A 13-month-old female with inadequate complementary feeding was admitted with complaints of not able to sit for about 6 weeks, cough for 4 days and abnormal cry, head nodding and rhythmic movements in extremities for one day. Severe pallor was present along with knuckle hyper-pigmentation. Child was having severe wasting, mild stunting and head circumference <-1SD (DQ 25±5). Blood investigations showed moderate polychromasia, mild anisopoikilocytosis, mainly normocytes, tear drop cells, target cells with normal serum albumin and sub-normal serum vitamin B12 levels. MRI brain suggested diffuse cerebral atrophy with prominent CSF spaces including sulci and sylvian fissures of both hemispheres and enlarged lateral ventricles (Fig. 3a and 3b).On follow-up, child was again admitted at the age of 20 months. Anthropometrically she had normal weight for height with mild stunting and mid arm circumference 14 cm. Head circumference was <-1SD with normal development (DQ 78±5). MRI brain showed reversal of atrophy and it revealed minimal residual prominence of sylvian fissures (Fig. 3c and 3d).

Discussion

We demonstrated reversibility of cerebral atrophy by MRI brain in cases of ITS, after nutritional rehabilitation. All three cases had various grades of cerebral atrophy on MRI during acute tremor phase of ITS. Bajpai, et.al. [3] observed a reduced brain substance with normal sized skull in majority of cases of ITS on Pneumoencephalo-graphy [3]. Other cross-sectional studies [2,6] have done CT/ MRI scan during tremor phase of ITS and demonstrated cerebral atrophy, but none of these studies did follow-up neuroimaging. Ozer EA, et al. [7] described two cases of tremors in infantile cobalamin deficiency and cerebral atrophy on CT scan [7]. However, cobalamin deficiency is not constantly present in all patients of ITS, as shown in our series in which only one child had sub-normal vitamin B12 levels.
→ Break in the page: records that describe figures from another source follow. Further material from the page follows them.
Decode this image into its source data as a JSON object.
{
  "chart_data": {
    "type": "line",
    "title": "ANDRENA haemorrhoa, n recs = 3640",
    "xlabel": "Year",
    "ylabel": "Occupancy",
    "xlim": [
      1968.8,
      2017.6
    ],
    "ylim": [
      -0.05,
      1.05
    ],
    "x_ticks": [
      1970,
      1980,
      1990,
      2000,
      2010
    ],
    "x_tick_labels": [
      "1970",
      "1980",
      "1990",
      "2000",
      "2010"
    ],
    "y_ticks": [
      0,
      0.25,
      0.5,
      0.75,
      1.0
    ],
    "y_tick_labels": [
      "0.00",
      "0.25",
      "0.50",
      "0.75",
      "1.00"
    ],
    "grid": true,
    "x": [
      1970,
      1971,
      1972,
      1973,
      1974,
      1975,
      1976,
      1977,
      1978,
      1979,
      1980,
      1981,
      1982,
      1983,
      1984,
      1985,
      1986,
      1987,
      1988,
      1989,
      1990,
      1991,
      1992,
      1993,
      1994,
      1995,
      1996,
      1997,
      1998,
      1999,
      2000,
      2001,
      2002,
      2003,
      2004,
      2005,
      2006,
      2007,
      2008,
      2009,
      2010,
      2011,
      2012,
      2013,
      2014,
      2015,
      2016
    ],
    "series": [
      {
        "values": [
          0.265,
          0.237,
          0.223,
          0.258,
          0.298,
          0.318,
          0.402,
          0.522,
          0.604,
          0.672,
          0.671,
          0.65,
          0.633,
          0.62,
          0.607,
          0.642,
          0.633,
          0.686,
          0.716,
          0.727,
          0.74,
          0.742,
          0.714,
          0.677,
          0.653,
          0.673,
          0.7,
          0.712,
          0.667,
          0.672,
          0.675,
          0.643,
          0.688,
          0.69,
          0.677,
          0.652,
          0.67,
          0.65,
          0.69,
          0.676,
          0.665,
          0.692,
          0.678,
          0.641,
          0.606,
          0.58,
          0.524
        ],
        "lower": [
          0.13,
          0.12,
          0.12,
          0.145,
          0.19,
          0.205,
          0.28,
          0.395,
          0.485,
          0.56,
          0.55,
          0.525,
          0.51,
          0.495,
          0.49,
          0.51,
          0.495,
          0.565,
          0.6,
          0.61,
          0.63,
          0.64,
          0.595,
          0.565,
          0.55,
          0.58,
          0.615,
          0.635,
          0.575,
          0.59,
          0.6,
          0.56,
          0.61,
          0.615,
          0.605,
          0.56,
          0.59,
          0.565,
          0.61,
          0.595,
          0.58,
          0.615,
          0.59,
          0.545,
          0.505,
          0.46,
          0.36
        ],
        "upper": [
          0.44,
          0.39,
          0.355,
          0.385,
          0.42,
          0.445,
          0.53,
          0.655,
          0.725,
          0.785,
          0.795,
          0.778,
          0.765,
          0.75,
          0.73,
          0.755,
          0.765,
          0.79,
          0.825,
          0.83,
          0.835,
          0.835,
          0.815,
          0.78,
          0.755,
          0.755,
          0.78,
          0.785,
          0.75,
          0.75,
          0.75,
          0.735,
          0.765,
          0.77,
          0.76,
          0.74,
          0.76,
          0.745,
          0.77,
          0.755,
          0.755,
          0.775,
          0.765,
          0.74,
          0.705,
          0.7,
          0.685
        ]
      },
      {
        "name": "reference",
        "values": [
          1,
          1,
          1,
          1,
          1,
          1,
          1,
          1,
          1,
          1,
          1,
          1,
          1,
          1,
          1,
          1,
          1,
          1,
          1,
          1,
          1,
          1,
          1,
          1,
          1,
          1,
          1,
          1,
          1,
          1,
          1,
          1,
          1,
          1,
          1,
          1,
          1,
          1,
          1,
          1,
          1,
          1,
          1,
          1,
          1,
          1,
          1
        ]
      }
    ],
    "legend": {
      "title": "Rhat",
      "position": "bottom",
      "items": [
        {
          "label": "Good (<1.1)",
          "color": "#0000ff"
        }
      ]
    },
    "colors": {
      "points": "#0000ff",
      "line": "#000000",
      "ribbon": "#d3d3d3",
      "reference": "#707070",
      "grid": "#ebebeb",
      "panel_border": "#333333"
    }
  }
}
Reversibility in cerebral atrophy has not been documented in reference to ITS. Previous studies have reported reversible cerebral shrinkage in Kwashiorkor on MRI of twelve children aged 6 to 37 months [5]. At 90 days, the cerebral changes had resolved in nine and improved substantially in the remainder. Improvement in brain size was apparent on day 30 of nutritional rehabilitation in the majority of Kwashiorkor patients. This improvement in brain size was attributed to fluid shifts between various compartments and to a lesser degree to fat or protein abnormalities in the brain. It is postulated that fluid moves out of intravascular spaces as a result of decreased colloid osmotic pressure, floods the subarachnoid spaces, dilates the ventricles, and widens the cisternal spaces and sulci. When nutrition is improved the plasma proteins rise, the extracellular fluid moves back into the intravascular space [5]. In our case series, no patient had reduced levels of serum albumin on admission, therefore the above theory does not explain the reversible cerebral atrophy in our patients.
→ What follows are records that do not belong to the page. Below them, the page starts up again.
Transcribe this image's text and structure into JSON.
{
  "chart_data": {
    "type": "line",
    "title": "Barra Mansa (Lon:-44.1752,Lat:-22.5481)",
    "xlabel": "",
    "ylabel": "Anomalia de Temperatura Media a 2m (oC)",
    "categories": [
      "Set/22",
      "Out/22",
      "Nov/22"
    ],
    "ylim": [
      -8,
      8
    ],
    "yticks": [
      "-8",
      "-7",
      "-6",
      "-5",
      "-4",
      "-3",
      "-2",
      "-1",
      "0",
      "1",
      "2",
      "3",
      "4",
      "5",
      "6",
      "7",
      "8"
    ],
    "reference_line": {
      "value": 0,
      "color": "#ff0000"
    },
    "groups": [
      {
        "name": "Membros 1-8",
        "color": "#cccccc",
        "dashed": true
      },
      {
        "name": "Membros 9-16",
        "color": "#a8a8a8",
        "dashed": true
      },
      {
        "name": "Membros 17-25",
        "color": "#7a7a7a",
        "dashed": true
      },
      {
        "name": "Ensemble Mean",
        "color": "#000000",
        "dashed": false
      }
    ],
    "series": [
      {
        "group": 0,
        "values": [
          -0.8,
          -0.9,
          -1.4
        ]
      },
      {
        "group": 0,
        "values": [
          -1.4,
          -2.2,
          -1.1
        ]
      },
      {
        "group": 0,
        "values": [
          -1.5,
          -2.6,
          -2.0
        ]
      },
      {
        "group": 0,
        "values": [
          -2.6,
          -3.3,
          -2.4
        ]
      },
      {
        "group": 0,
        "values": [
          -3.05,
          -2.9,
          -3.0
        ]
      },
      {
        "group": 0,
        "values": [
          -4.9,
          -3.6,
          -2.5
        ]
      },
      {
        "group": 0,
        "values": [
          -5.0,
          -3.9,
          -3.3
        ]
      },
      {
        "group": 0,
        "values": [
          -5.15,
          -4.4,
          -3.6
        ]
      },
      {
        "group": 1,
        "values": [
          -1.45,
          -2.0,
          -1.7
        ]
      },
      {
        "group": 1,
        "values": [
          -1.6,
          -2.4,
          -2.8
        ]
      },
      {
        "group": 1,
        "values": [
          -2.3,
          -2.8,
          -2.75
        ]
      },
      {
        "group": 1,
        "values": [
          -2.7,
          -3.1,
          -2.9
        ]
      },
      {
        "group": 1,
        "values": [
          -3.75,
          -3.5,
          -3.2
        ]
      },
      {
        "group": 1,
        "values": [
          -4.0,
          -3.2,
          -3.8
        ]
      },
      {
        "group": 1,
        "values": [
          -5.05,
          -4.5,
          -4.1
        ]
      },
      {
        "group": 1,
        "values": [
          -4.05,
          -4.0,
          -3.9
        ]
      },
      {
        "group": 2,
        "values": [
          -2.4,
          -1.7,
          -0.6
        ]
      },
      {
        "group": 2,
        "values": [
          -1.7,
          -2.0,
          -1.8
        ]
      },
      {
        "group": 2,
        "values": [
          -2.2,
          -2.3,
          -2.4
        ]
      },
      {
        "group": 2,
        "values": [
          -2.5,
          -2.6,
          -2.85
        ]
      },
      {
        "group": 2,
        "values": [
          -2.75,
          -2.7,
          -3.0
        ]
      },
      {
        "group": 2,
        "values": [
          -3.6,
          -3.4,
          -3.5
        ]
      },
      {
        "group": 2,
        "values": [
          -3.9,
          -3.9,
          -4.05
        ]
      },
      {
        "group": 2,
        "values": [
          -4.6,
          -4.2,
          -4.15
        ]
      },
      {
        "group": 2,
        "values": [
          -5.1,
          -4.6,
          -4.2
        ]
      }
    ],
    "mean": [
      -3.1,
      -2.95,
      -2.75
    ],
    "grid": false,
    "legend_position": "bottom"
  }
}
A 11-month-old infant with malnutrition, failure to thrive and marked cortical atrophy on brain CT has previously been described [8]. Improvement of the maternal-infant relationship, combined with appropriate nutrition, transformed the infant within 2 months into a normally developing baby with body weight and head circumference within the normal percentile range. A corresponding improvement was found in the brain CT [8].
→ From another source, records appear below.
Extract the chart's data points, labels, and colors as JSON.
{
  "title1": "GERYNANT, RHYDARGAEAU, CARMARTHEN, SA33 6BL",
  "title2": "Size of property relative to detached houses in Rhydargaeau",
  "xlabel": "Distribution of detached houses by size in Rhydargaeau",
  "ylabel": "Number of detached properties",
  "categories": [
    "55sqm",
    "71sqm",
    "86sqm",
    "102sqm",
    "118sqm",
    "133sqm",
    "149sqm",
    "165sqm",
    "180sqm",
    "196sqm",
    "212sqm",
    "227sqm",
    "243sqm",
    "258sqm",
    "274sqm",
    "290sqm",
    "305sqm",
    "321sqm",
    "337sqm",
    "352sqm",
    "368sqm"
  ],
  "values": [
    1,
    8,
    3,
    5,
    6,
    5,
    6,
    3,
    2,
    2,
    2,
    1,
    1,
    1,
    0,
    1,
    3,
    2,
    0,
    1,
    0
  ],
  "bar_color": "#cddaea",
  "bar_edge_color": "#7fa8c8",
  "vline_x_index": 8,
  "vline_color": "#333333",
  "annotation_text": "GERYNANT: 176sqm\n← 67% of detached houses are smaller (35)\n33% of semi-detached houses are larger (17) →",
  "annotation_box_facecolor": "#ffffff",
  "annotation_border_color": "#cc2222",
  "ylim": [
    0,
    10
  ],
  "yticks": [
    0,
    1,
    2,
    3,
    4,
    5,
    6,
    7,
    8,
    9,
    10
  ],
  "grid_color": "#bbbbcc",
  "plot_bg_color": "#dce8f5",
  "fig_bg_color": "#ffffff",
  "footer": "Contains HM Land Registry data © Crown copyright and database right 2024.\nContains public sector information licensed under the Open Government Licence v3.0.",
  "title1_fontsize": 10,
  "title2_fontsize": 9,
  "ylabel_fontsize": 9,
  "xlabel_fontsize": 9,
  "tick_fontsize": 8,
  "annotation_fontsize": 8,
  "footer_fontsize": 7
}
All our cases on follow-up showed marked improvement in their anthropometric and developmental measures. The corresponding neuroimaging reversibility of cerebral atrophy suggests the role of dietary management along with social stimulation and support. Primarily ITS seems to be related to undernutrition [1] and is reversible with nutritional rehabilitation. Therefore, this series suggests a neuro-anatomical evidence of effectiveness of nutritional rehabilitation in management of ITS.

Contributors: RG, AP, JM: involved in the study concept, designing and manuscript writing; RG: did assessment of patients; PG: did radiological assessment; PV: did biochemical analysis. The final manuscript was approved by all authors.

Funding: None; Competing interest: None stated.